Northland Power shows satisfactory adj.EBITDA but drop in net income

   


   My recent blog on Wordpress  dated May 9 discussed the fact that in this lacklustre market utilities are a good sector to invest in.Two months ago (Feb.23)
  Northland Power reported it's fourth quarter and annual performance;it was an excellent report.It showed annual adjusted  EBITDA of $1.4 billion which is a NPI record. And net income increased from $270 million in 2021 to $955 million for 2022.Earnings per share for 2022 were $3.80 and the price/earnings ratio was a paltry 7.7.            

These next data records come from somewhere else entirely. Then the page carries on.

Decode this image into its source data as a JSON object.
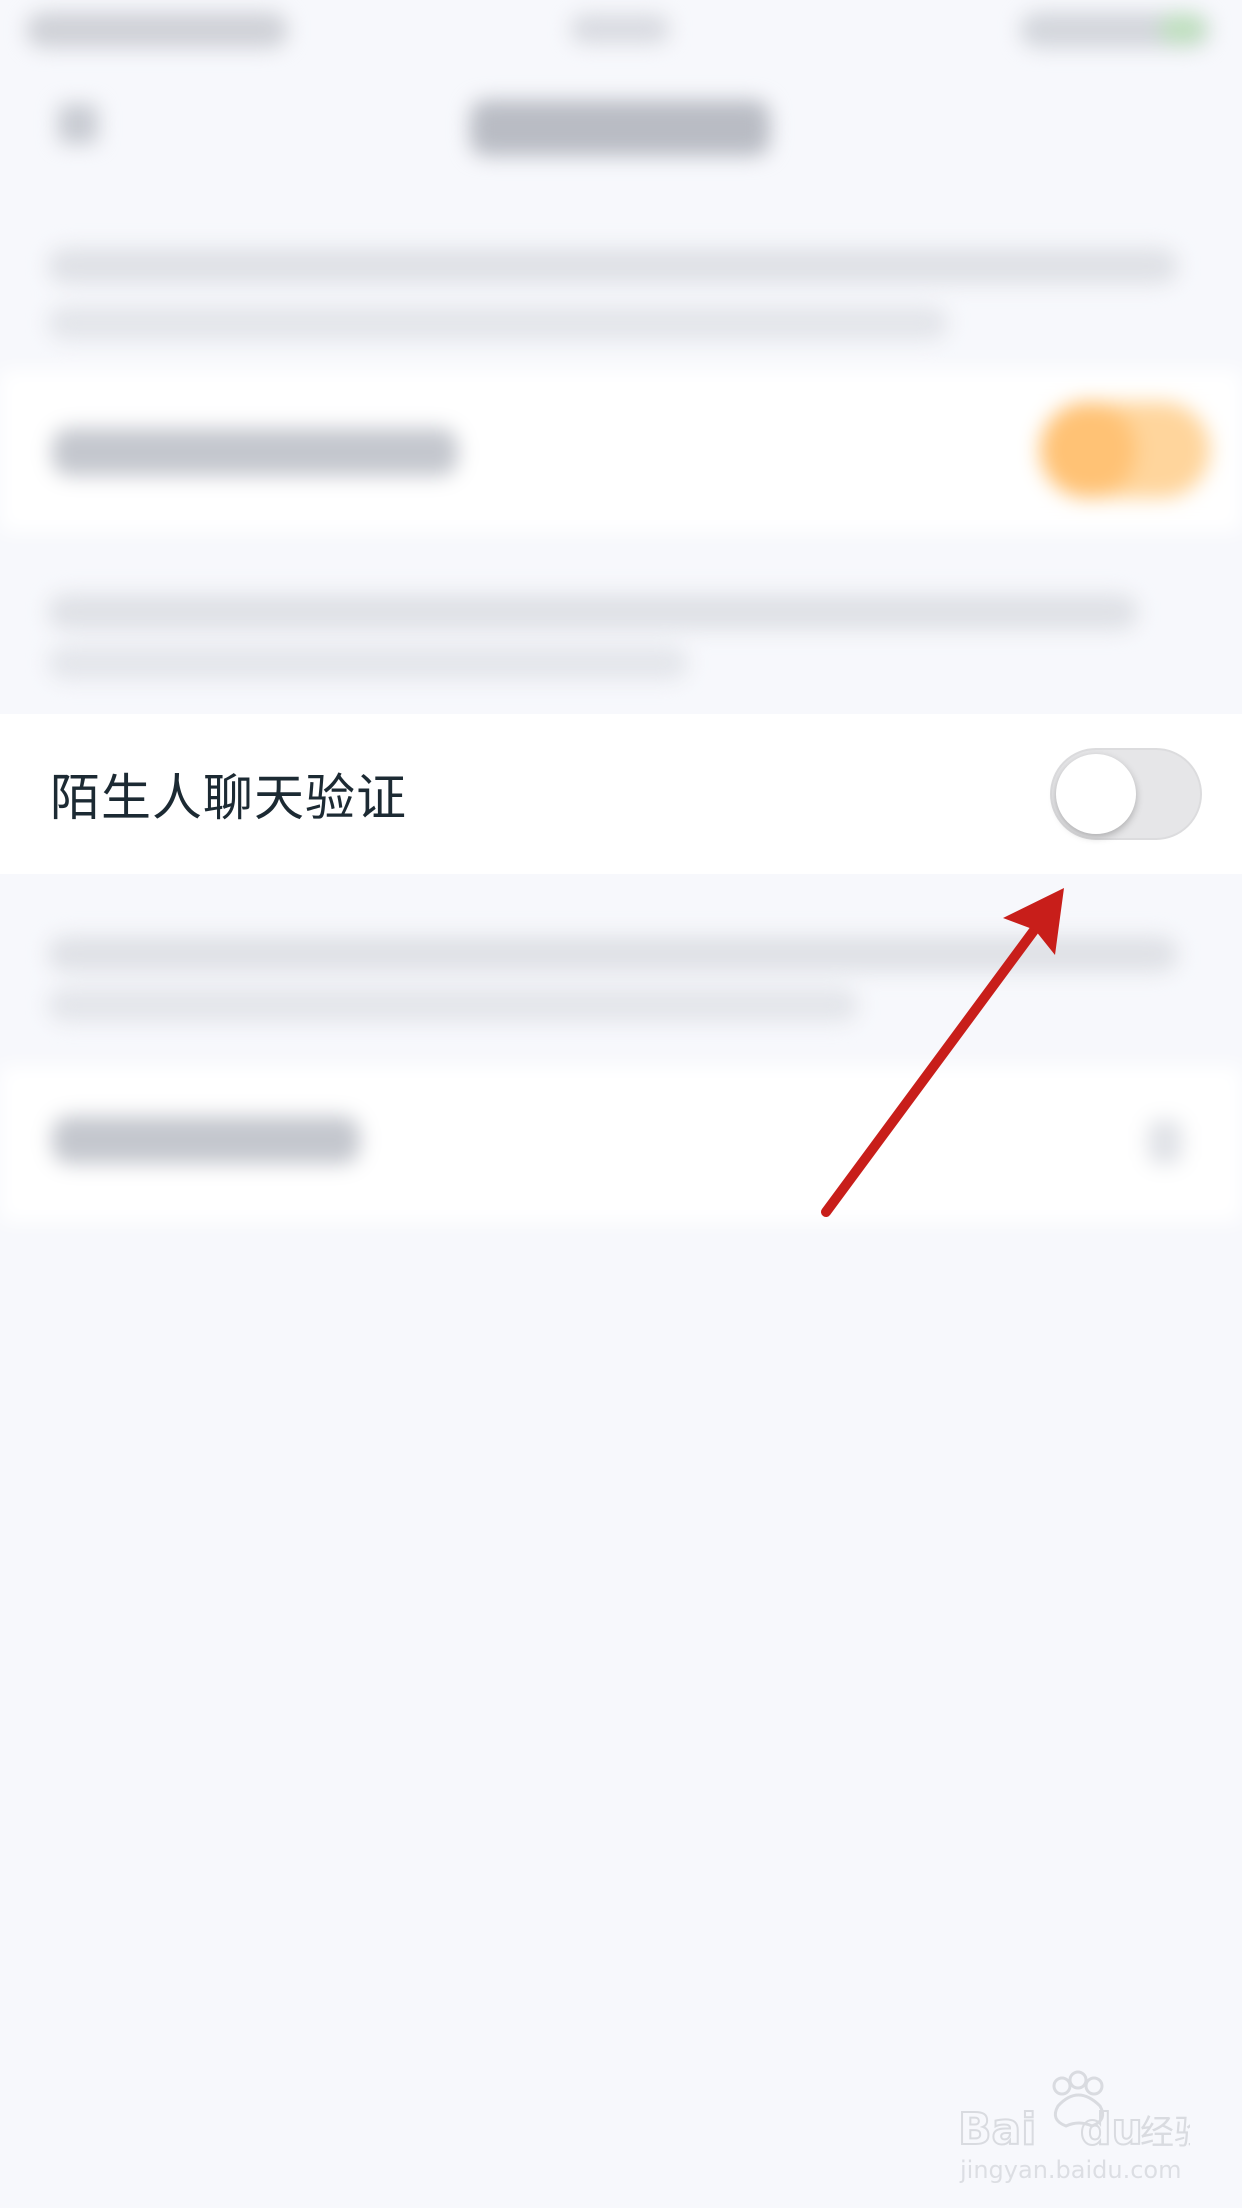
{
  "settings": {
    "stranger_chat_verification": {
      "label": "陌生人聊天验证",
      "toggle_state": "off"
    }
  },
  "colors": {
    "background": "#f7f8fc",
    "card": "#ffffff",
    "label_text": "#1c2a33",
    "toggle_off_track": "#e6e6e8",
    "annotation_arrow": "#c81e1a"
  },
  "watermark": {
    "brand": "Baidu经验",
    "url": "jingyan.baidu.com"
  }
}
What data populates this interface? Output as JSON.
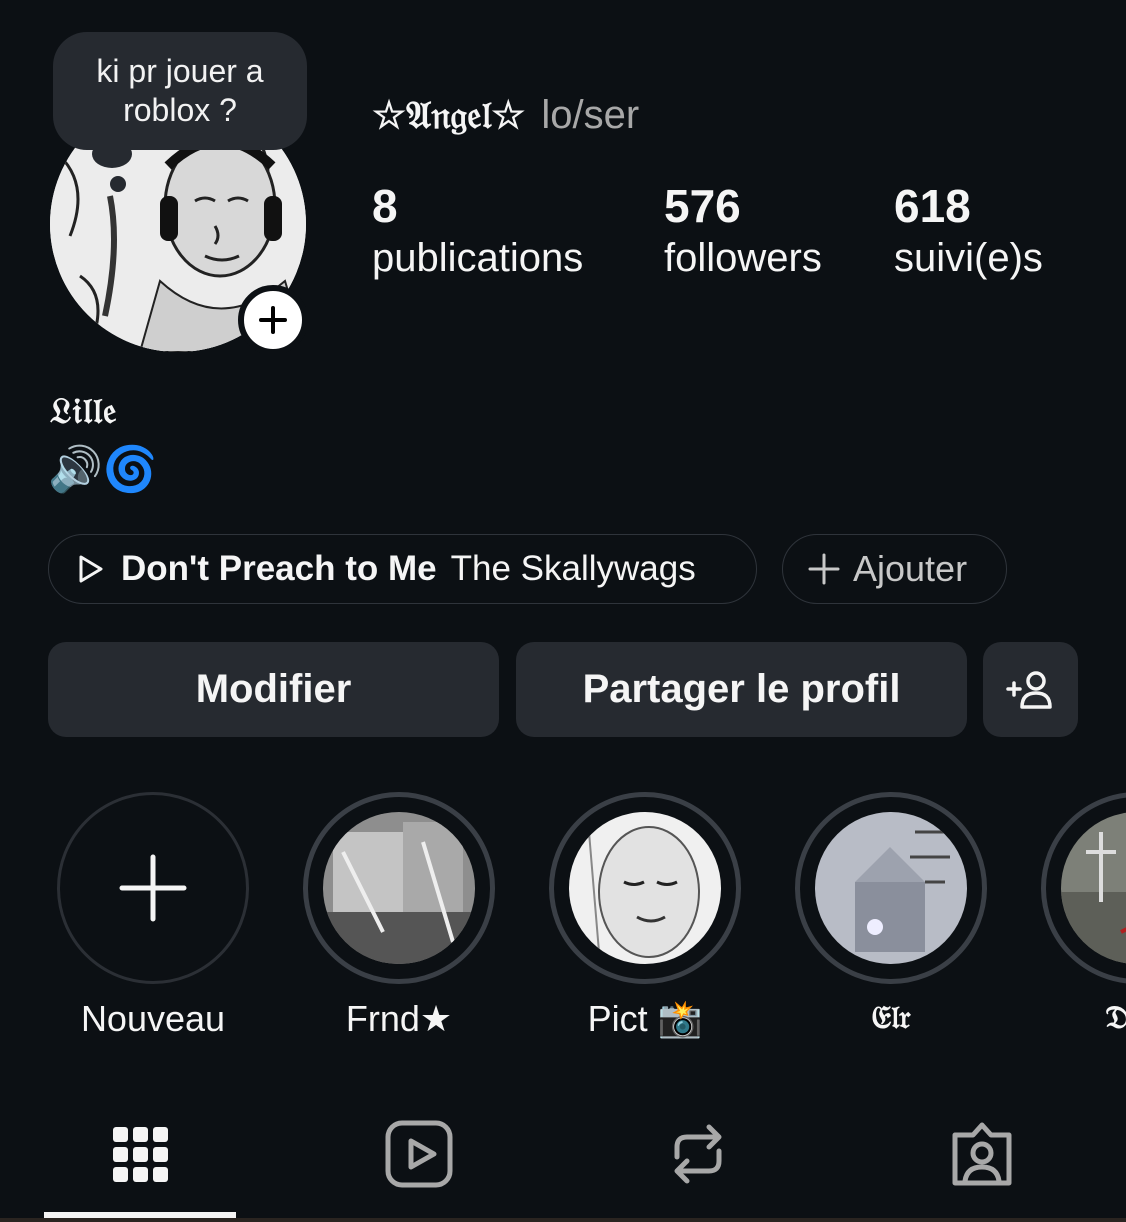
{
  "note": {
    "text": "ki pr jouer a roblox ?"
  },
  "profile": {
    "display_name": "☆𝔄𝔫𝔤𝔢𝔩☆",
    "pronouns": "lo/ser",
    "city": "𝔏𝔦𝔩𝔩𝔢",
    "bio_emoji": "🔊🌀"
  },
  "stats": [
    {
      "value": "8",
      "label": "publications"
    },
    {
      "value": "576",
      "label": "followers"
    },
    {
      "value": "618",
      "label": "suivi(e)s"
    }
  ],
  "music": {
    "song_title": "Don't Preach to Me",
    "artist": "The Skallywags",
    "add_label": "Ajouter"
  },
  "actions": {
    "edit_label": "Modifier",
    "share_label": "Partager le profil"
  },
  "highlights": [
    {
      "label": "Nouveau"
    },
    {
      "label": "Frnd★"
    },
    {
      "label": "Pict 📸"
    },
    {
      "label": "𝔈𝔩𝔯"
    },
    {
      "label": "𝔇𝔲𝔪"
    }
  ],
  "tabs": [
    "grid-icon",
    "reels-icon",
    "reposts-icon",
    "tagged-icon"
  ]
}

     Q1 Performance                                                                         Only two and a half months later,on May 9, it reported it's first quarter of 2023 results that were only slightly different.Consequently this blog believes these results will not change NPI's annual net income forecast nor it's 2023 guidance..It is true that net income was only one third of net income in Q1 2022 but NPI management accounted for the difference caused by a price spike in Q1 of 2022. If this net income was truly unusual NPI management would have revised downwards it's guidance for net income and adjusted EBITDA forecasts.                                                                            This blog believes that in some cases adjusted EBITDA may be a better indicator of performance than net income.Because the I (interest),T (taxes),(D) depreciation,and (A) amortization are variable.True NPI  adjusted EBITDA fell about 15% from 2022 but that was a record -setting year.While net income was substantially lower than 2022 it still was only a $180 million reduction from a forecasted $1 billion for 2023.
     Temporary not Permanent Problems 
     It is true that the Q1 report was not a good one with a sizeable reduction in net income.But adjusted EBITDA only showed a 15% reduction in comparison to a record setting performance in 2022.Shareholders seeing the report drove the share price down to $27 a share for a 15% drop. But it is possible that there was only a small drop in expected adjusted EBITDA and overzealous accounting that reduced net income  by $180 million.
   NPI has many large utility projects;some have weather problems in one quarter and then an excellent performance in the next.Over the period of a year NPI gets average or traditional weather performance This blog expects that the revenue problem will correct itself in Q2.And the sudden drop in price has made NPI the cheapest utility on the TSX index (an 8.0 P/E).Nevertheless this blog expects NPI  to drift in a range from $29-$32 until the Q2 report comes out and net income shows dramatic improvement.